6) Lack of Inclusive Provider Networks: Traditional insurance models often have limited networks of health-care providers. In low-income countries, where health-care infrastructure and provider capacity can be limited, insurance networks may not adequately cover essential services or specialists, further restricting access to care.

7) Administrative Challenges: Informal sector workers may face difficulties in navigating the cumbersome administrative processes associated with traditional health insurance. Filling out forms, submitting claims, and meeting documentation requirements can be burdensome, particularly for those with limited literacy or access to administrative resources.

8) Fragmented Health Care Access: Informal sector workers often face challenges in accessing health-care services due to factors such as geographic location, limited provider networks, or other socio-economic barriers.

Considering these challenges, alternative health-care financing models may be more suitable for informal sector workers. These models can be designed to accommodate the irregular income patterns, specific health-care needs, and administrative capacities of informal sector workers, providing them with more accessible and affordable health-care coverage. It's important to tailor the health-care financing approach to the unique circumstances and requirements of the informal sector.

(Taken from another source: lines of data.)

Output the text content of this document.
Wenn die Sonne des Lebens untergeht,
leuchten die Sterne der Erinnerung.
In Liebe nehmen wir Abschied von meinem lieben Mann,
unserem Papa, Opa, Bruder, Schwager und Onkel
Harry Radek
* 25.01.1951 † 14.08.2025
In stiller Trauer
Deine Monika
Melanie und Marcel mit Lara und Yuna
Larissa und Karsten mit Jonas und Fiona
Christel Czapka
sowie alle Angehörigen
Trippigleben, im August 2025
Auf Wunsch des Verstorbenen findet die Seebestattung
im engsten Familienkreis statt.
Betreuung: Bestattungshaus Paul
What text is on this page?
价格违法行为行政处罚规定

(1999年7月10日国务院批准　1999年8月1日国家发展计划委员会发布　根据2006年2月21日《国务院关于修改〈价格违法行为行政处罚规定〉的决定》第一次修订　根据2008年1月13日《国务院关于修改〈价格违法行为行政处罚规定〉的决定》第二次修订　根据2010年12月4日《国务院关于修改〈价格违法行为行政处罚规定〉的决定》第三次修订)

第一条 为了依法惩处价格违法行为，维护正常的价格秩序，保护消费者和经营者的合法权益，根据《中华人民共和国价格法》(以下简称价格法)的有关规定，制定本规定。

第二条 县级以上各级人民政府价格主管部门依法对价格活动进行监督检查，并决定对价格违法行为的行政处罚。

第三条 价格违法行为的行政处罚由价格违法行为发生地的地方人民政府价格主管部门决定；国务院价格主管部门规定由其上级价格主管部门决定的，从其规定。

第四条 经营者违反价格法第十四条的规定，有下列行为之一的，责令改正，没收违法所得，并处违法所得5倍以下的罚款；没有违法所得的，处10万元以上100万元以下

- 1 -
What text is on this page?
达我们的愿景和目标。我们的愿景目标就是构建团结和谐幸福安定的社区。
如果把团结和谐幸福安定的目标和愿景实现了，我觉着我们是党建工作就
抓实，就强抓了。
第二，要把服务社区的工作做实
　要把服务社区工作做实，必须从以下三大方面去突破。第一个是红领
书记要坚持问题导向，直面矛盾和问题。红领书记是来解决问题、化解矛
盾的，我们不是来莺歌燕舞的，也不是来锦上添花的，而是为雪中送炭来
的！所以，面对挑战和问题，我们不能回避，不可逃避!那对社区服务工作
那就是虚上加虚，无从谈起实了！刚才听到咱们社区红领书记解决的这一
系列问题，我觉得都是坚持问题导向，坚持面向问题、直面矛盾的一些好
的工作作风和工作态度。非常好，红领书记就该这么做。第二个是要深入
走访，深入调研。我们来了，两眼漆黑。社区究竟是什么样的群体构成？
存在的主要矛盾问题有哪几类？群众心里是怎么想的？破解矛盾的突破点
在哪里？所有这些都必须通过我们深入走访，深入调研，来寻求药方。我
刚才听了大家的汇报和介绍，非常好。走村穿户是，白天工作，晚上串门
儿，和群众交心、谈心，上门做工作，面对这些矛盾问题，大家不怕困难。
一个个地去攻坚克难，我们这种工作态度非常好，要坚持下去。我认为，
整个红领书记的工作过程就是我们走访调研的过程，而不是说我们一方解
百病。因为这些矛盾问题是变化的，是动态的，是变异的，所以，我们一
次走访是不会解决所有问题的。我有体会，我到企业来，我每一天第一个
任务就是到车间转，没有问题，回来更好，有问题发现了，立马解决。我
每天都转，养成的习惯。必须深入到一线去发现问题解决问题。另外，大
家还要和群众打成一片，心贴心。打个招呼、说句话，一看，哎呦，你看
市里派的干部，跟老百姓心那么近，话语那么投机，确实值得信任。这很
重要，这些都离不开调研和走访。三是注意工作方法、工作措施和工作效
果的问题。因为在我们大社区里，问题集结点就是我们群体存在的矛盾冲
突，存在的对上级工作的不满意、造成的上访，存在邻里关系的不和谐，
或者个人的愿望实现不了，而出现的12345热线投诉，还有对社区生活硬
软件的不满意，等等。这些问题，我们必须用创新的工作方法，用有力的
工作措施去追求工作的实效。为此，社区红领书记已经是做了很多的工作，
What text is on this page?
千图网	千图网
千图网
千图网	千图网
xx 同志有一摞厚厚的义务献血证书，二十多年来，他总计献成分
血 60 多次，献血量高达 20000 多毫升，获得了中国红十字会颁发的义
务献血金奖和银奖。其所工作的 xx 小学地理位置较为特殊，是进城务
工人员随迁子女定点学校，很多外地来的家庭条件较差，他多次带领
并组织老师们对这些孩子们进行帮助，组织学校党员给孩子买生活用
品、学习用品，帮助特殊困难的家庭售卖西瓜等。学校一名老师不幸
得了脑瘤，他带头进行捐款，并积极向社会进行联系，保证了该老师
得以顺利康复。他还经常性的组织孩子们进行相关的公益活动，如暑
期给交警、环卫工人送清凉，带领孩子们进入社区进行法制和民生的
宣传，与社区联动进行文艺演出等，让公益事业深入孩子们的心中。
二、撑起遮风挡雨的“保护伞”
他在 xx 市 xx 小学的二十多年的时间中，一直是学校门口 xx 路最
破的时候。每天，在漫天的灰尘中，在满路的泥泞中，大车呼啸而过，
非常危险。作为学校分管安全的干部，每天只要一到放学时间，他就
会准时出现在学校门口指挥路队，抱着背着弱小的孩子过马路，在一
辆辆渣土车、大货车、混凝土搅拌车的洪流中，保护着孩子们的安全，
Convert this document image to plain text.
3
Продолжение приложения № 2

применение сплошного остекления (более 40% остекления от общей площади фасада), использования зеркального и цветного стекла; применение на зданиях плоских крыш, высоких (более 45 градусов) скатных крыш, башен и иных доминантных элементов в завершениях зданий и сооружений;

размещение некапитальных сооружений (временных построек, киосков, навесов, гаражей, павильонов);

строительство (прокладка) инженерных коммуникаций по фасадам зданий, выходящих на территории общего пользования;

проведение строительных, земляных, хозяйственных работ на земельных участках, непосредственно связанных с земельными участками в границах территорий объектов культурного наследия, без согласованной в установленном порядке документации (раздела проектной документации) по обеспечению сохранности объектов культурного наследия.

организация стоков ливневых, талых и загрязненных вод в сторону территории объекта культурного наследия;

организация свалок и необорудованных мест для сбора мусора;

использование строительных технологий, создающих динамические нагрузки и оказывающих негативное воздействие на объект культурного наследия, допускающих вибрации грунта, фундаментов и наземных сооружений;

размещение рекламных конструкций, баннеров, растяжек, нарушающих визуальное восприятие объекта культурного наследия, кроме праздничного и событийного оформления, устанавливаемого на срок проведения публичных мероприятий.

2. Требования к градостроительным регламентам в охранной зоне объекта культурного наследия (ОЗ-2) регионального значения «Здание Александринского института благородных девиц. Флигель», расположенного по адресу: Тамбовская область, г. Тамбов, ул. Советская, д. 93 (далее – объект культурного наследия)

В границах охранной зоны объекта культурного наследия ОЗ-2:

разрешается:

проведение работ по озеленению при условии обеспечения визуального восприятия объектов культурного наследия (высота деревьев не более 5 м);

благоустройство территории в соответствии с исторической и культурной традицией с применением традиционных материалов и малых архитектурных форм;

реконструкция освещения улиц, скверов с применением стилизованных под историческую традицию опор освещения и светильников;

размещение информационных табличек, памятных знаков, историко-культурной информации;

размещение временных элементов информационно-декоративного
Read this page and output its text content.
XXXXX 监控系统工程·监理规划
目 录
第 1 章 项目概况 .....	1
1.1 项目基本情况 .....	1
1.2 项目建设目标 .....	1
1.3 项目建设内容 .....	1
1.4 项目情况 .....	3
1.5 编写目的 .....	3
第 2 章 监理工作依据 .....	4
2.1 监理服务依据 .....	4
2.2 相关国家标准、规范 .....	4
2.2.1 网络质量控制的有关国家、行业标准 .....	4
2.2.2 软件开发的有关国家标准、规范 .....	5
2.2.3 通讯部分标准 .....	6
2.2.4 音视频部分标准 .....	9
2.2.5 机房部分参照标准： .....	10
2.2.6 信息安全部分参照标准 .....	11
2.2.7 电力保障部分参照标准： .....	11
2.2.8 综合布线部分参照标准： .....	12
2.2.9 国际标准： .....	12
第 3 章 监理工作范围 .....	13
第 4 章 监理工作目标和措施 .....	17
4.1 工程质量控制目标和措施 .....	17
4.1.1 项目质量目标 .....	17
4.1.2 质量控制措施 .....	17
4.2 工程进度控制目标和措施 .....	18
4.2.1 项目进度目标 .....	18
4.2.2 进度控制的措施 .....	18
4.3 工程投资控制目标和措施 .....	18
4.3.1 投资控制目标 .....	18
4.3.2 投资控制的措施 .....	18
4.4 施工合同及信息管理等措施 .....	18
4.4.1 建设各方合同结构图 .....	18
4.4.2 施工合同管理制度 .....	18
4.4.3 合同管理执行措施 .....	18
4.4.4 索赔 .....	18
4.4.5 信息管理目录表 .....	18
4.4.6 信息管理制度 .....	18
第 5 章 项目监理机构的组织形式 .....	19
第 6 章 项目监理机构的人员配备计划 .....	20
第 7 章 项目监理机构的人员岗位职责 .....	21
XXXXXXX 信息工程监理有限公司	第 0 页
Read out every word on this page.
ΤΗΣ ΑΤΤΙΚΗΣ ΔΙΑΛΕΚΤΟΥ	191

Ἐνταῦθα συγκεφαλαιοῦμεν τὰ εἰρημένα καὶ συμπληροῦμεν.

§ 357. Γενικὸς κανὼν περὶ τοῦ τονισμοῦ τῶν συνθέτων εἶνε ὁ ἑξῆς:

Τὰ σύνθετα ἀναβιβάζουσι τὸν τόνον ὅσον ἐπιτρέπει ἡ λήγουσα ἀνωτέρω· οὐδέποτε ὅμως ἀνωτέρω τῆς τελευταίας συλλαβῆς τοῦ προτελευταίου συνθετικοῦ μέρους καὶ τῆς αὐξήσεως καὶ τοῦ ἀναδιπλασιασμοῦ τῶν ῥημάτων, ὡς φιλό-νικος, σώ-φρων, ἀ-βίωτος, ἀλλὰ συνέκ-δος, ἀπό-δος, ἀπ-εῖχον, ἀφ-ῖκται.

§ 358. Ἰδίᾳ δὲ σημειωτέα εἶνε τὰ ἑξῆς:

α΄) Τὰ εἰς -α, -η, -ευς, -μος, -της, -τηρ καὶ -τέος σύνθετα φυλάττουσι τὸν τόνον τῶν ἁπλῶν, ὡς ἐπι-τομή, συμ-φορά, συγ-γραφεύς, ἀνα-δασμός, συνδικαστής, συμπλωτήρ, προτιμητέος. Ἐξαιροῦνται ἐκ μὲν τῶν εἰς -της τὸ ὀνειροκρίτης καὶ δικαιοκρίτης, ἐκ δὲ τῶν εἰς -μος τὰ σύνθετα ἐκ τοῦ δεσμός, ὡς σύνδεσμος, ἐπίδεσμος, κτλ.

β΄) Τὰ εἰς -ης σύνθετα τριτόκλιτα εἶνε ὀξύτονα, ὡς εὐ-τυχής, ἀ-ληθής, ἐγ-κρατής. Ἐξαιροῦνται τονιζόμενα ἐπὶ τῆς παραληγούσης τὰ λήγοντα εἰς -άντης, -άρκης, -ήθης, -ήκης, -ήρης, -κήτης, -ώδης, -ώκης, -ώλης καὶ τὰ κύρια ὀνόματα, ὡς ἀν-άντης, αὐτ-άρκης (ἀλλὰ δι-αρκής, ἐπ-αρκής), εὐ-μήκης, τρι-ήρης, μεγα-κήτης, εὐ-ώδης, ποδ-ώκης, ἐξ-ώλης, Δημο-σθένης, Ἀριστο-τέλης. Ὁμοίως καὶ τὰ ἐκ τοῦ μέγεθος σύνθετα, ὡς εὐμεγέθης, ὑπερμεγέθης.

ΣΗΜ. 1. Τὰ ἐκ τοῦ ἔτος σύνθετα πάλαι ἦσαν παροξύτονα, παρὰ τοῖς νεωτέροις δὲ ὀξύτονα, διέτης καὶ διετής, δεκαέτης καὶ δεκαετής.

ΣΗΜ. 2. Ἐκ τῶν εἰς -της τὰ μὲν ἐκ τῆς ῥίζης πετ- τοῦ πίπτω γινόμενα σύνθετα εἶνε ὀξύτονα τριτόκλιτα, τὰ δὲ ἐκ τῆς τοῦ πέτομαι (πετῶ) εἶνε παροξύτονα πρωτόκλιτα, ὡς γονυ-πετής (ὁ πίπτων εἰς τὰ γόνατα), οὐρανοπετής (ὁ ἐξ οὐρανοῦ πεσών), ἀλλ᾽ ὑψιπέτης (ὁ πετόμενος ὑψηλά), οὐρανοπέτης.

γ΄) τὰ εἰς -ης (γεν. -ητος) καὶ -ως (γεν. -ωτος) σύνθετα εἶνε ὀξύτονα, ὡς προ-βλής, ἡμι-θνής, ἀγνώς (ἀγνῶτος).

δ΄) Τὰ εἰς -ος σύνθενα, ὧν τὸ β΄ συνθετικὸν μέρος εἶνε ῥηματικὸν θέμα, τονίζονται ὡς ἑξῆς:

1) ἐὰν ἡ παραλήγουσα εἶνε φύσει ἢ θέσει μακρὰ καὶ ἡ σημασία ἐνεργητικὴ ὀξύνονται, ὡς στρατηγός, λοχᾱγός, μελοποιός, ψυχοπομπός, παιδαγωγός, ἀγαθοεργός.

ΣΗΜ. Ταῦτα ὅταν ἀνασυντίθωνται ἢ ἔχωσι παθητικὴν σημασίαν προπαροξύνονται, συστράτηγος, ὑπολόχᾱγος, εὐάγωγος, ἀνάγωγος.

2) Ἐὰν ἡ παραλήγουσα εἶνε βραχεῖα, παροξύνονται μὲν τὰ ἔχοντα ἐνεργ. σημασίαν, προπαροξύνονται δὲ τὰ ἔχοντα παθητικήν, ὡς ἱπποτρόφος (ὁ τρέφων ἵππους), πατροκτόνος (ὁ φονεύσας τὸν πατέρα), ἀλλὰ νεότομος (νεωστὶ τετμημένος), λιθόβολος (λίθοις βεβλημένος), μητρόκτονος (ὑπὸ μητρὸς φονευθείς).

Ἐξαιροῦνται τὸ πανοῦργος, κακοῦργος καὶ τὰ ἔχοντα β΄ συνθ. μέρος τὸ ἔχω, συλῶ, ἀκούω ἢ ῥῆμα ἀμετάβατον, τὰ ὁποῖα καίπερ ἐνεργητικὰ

Addressing the limitations of traditional health insurance requires innovative approaches to health-care financing and delivery that are contextually appropriate for Jamaica. It may involve exploring alternative models, such as community-based health financing, social health protection programmes, or public-private partnerships to overcome these challenges and ensure equitable and inclusive access to quality health-care services in Jamaica.

In future columns we will explore specific alternative health-care financing mechanisms that may be more suitable for the large pool of informal sector workers in Jamaica to ensure a more inclusive and equitable health-care environment.